When the writer V. S. Naipaul visited his native Trinidad in 1990, a reporter asked him to comment on progress in his island homeland. Naipaul declined to respond. The question was too immense to answer briefly, he said; it was "what my life's work is about." This was true. In his novels, nonfiction books, essays, and journalism, Naipaul has examined life in the post-colonial world.

Naipaul knew he would be a writer well before he knew what he would write. When he left Trinidad in 1950 to attend Oxford University on a scholarship, he saw himself as a future Somerset Maugham--elegant, worldly, and writing from a British sensibility. His efforts to be such a writer brought him disappointment, however, because this was not who he was. Not until five years later, after he had left Oxford and begun to make his way in the world, did Naipaul experience an illumination "of what my material as a writer might be." He explained in his autobiographical novel The Enigma of Arrival that he began to write quickly and simply about the street in Port of Spain where he grew up and the characters who inhabited it. "I defined myself," he reflected, "and saw that my subject was not my sensibility, my inward development, but the worlds I contained within myself...."

Discovering his or her great subject is a key step in every writer's career.

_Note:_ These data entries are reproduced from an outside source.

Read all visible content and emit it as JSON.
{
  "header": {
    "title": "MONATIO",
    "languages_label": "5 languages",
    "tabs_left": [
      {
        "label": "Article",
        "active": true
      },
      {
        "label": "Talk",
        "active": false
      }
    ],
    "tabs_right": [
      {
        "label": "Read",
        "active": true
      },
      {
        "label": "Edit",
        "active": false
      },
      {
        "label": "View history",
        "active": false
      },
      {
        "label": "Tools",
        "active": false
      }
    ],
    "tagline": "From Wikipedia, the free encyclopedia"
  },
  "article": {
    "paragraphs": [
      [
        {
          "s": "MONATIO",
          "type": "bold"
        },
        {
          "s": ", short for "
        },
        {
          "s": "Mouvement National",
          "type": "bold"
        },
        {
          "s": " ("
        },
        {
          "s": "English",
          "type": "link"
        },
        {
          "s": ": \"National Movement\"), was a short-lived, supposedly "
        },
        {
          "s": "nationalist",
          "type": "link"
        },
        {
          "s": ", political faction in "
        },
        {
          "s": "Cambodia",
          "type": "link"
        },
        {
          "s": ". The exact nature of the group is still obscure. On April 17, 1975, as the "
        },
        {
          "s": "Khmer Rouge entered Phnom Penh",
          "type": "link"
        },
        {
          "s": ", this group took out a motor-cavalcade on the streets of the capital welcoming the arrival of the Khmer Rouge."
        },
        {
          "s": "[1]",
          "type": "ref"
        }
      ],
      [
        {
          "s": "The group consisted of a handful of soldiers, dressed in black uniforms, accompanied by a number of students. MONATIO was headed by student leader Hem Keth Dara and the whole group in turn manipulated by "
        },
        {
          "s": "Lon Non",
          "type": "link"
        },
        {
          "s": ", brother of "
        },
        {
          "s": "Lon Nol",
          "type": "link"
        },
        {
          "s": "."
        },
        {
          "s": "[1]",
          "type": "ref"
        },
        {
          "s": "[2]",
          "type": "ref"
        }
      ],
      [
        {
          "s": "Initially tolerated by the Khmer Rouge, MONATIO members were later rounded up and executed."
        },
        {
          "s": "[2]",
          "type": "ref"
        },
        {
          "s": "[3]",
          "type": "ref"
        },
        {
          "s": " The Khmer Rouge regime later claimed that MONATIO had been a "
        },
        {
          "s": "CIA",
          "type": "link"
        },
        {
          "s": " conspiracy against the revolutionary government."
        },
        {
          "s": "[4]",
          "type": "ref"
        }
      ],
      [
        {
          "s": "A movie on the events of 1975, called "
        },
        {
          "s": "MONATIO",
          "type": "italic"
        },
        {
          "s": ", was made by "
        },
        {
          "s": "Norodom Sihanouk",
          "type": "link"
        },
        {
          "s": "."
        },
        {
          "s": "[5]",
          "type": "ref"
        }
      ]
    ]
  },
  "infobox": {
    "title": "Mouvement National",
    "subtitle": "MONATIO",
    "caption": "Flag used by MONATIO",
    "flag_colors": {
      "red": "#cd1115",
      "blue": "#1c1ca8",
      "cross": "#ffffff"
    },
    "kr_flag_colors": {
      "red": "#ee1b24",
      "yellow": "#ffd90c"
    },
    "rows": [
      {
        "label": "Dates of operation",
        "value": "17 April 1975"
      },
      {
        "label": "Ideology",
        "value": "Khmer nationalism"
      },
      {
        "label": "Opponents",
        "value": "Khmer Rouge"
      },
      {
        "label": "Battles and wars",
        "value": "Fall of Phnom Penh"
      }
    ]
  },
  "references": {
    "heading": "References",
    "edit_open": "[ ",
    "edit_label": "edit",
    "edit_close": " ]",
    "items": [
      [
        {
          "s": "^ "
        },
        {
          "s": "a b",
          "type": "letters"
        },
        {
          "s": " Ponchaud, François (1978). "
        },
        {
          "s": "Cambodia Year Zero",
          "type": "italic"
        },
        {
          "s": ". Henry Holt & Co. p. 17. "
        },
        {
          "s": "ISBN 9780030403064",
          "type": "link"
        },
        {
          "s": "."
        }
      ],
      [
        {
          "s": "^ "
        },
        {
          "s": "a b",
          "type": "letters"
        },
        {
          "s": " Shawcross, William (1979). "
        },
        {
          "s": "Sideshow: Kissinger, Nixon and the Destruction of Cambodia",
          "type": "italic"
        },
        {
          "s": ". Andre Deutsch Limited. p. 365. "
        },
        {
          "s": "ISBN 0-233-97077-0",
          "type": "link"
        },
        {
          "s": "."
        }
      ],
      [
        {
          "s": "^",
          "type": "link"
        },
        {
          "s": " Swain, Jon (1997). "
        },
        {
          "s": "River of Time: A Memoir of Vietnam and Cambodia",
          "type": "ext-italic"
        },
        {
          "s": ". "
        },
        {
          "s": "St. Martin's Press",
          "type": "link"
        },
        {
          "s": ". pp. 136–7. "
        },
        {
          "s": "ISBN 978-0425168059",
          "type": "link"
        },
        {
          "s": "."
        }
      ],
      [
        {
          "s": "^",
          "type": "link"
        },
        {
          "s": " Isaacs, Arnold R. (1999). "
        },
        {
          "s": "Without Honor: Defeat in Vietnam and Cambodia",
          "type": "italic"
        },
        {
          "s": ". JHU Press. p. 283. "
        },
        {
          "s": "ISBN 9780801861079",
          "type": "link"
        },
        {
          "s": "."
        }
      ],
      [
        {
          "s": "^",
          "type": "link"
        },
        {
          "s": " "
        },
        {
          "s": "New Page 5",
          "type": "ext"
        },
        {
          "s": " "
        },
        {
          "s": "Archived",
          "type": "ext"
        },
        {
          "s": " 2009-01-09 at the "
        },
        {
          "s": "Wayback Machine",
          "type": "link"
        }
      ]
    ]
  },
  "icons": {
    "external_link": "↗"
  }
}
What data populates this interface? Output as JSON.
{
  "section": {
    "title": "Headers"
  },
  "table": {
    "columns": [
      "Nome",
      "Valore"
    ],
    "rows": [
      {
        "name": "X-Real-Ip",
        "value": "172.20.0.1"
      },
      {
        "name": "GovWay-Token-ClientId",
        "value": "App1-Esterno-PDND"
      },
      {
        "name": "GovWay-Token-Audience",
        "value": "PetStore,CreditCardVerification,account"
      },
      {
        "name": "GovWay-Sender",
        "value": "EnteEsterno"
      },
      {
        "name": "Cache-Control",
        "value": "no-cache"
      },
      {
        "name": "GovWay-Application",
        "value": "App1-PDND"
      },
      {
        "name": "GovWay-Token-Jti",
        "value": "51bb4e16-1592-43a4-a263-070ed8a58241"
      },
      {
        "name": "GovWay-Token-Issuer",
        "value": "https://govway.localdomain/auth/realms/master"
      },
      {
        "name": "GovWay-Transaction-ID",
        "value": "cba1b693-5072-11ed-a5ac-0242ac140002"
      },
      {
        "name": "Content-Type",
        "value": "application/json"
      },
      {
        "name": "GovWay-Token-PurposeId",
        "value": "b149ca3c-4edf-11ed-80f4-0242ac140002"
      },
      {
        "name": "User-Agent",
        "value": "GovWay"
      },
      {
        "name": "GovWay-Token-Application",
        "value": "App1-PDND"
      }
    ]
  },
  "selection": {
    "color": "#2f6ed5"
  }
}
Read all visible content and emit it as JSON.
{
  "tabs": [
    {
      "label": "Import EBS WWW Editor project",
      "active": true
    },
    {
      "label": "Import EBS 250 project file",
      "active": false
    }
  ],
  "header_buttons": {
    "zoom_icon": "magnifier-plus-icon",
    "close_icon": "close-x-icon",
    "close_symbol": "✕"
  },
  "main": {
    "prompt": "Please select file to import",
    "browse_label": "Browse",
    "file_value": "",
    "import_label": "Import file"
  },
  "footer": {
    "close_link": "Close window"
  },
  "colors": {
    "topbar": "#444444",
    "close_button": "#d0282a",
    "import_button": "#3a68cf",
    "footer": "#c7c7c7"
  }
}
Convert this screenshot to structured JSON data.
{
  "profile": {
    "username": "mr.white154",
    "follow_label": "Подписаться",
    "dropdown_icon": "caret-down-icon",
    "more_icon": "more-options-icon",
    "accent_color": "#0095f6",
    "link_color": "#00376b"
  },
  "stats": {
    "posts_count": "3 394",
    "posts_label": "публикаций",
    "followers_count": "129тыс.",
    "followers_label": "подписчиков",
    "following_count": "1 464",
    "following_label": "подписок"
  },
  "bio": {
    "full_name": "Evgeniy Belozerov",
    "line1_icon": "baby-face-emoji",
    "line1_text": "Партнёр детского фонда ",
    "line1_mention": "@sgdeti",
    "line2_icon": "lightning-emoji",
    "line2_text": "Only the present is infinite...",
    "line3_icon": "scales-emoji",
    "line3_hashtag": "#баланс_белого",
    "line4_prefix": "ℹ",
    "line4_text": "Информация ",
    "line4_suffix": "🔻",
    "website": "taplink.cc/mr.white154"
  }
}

For some lucky writers, the urge to write and recognition of the subject are one and the same. For Sy Montgomery, the author of Birdology and other books on the natural world, writing was always associated with her love of animals. She wanted to write so that she could write about them. I would place Jane Austen into this category as well, because she was writing humorous stories featuring the English gentry as a child.

More of us stumble like Naipaul, though, or like Walt Whitman, who had dabbled in journalism before he heard Emerson assert that the United States would produce a great poet, that, "The genius of poetry is here." Emerson's words set Whitman's mind simmering, and he became that poet, the great celebrator of nineteenth-century America.

I, too, stumbled for a while. I was grown up, working as a writer and editor in the health field, and the mother of a ten-year-old son when it occurred to me that I might write about our shared culture and history. I had my epiphany while visiting the Vietnam Veterans Memorial in Washington, D.C.  I started on this course and never turned back. It felt too right.